In 1860, during the Opium War, the Forbidden City was occupied by French and British troops who found an elderly aunt of the fleeing Emperor Xianfeng, left behind with her five Pekingese. She committed suicide when the troops took over the Forbidden City. A pair of the dogs was presented by Lord John Hay to his sister, the Duchess of Wellington, another pair went to the Duke and Duchess of Richmond and the fifth dog was presented to Queen Victoria. With the turn of the century, Pekingese became popular in western countries.
Pekingese are a toy breed, which sports a very compact body; heavy in the front legs, while much lighter in its hindquarters. Specifically bred to be as small as possible (mostly to accommodate the tradition of carrying the dog around under royal robes and garments, rather than have it walk beside them), this breed is a good choice for apartment life, or homes with limited living space.
Liked by celebrities and royalty because of its lion-like appearance, yet dainty and delicate fur coat, the Pekingese is extremely popular. Another reason for its popularity is the fact that this breed is relatively inactive, not requiring a yard for exercise, but enjoying a brief walk and preferring being held to walking on its own.
Despite its small size, the Pekingese is surprisingly heavy because of its muscular body. It weighs approximately 14 pounds, and is slightly longer than it is tall. It is known and easily recognized for its broad flat skull, wide set eyes and broad jaw. The heart shaped ears lie flat against the head. The large, dark eyes are very round and set wide apart, which adds character to the breed’s face. Pekingese carry their slightly arched tails well over their back. The short, thick and heavy-boned legs contribute to the rolling, effortless gait of this breed, making it seem as though he almost floats above the ground when he walks. The fur coat is long, straight and flowing, while the undercoat is thick and soft. There is a noticeable mane on the neck area which is longer than the body’s fur, with the face covered in short fine fur that is usually very dark brown or black across the entire muzzle.
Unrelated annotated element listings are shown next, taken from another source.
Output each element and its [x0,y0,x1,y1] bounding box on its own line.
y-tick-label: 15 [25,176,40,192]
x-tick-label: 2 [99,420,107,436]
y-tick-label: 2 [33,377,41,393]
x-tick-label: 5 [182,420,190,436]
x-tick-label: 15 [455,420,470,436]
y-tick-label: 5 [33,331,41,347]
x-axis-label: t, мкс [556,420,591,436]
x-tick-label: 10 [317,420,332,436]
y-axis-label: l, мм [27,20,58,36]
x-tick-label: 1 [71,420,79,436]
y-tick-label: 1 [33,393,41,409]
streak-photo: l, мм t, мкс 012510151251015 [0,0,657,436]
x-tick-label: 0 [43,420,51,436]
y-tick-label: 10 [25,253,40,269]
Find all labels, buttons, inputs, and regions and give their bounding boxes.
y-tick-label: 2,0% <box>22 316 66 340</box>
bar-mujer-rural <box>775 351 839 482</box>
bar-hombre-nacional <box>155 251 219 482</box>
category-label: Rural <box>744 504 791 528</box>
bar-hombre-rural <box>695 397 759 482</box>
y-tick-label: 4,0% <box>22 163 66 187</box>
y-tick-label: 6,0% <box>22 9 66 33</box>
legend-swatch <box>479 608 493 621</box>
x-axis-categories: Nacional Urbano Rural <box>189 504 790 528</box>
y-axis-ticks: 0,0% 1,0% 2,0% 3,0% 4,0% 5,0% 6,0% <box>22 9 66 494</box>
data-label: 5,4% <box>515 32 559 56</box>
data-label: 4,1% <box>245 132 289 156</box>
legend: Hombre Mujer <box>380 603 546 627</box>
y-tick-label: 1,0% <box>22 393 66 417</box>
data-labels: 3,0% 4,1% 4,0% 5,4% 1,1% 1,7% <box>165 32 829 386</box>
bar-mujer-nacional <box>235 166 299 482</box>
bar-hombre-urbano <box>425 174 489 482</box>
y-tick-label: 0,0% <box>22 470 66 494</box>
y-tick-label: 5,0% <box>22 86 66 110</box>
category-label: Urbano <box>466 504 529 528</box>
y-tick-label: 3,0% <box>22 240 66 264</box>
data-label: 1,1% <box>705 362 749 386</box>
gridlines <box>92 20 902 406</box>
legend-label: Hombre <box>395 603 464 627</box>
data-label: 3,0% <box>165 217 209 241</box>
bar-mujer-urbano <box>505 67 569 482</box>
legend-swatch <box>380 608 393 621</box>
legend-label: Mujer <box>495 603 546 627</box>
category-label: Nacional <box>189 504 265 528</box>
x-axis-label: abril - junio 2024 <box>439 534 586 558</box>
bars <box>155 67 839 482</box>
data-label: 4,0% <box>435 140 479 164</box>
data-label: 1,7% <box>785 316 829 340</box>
With an even temperament, good nature and craving for affection, the Pekingese is beloved as a great companion dog for the elderly, singles and those who just enjoy a pet who crave attention and interaction and who loves to be spoiled. Pekingese can also seem a bit aloof at times, almost dignified and regal; however, they are very affectionate towards people once they become familiar with them.
PEKINGESE TRAINING AND CARE
One of the few downfalls of this breed is that it is one of the most difficult to train. Pekingese learns commands slower than most other breeds, so will require an owner who is extremely patient and highly persistent when training them. It is absolutely imperative that training for a Pekingese begin as soon as possible.
Grooming will require a good deal of brushing to keep the long coat free of knots and matting; but should be easy, as Pekingese love to be brushed. Their love of attention and having their owner’s adoration will make this challenge an easy one.
Generally a healthy breed, Pekingese are prone to Intervertebral Disc Disease (disc degeneration), even at an early age. Adding to this problem is the fact that many Pekingese suffer most unnecessary injuries from falling down staircases, jumping on and off furniture or twisting their spines when attempting to climb onto owner’s beds or furniture. If you are going to own a Pekingese, you will need to make sure that you provide easy access to high places he may need to go, or make yourself available often to assist with climbing and descending from high places. Pekingese also suffer from some breathing problems due to their compressed faces and flat nostrils, as well as some eye problems.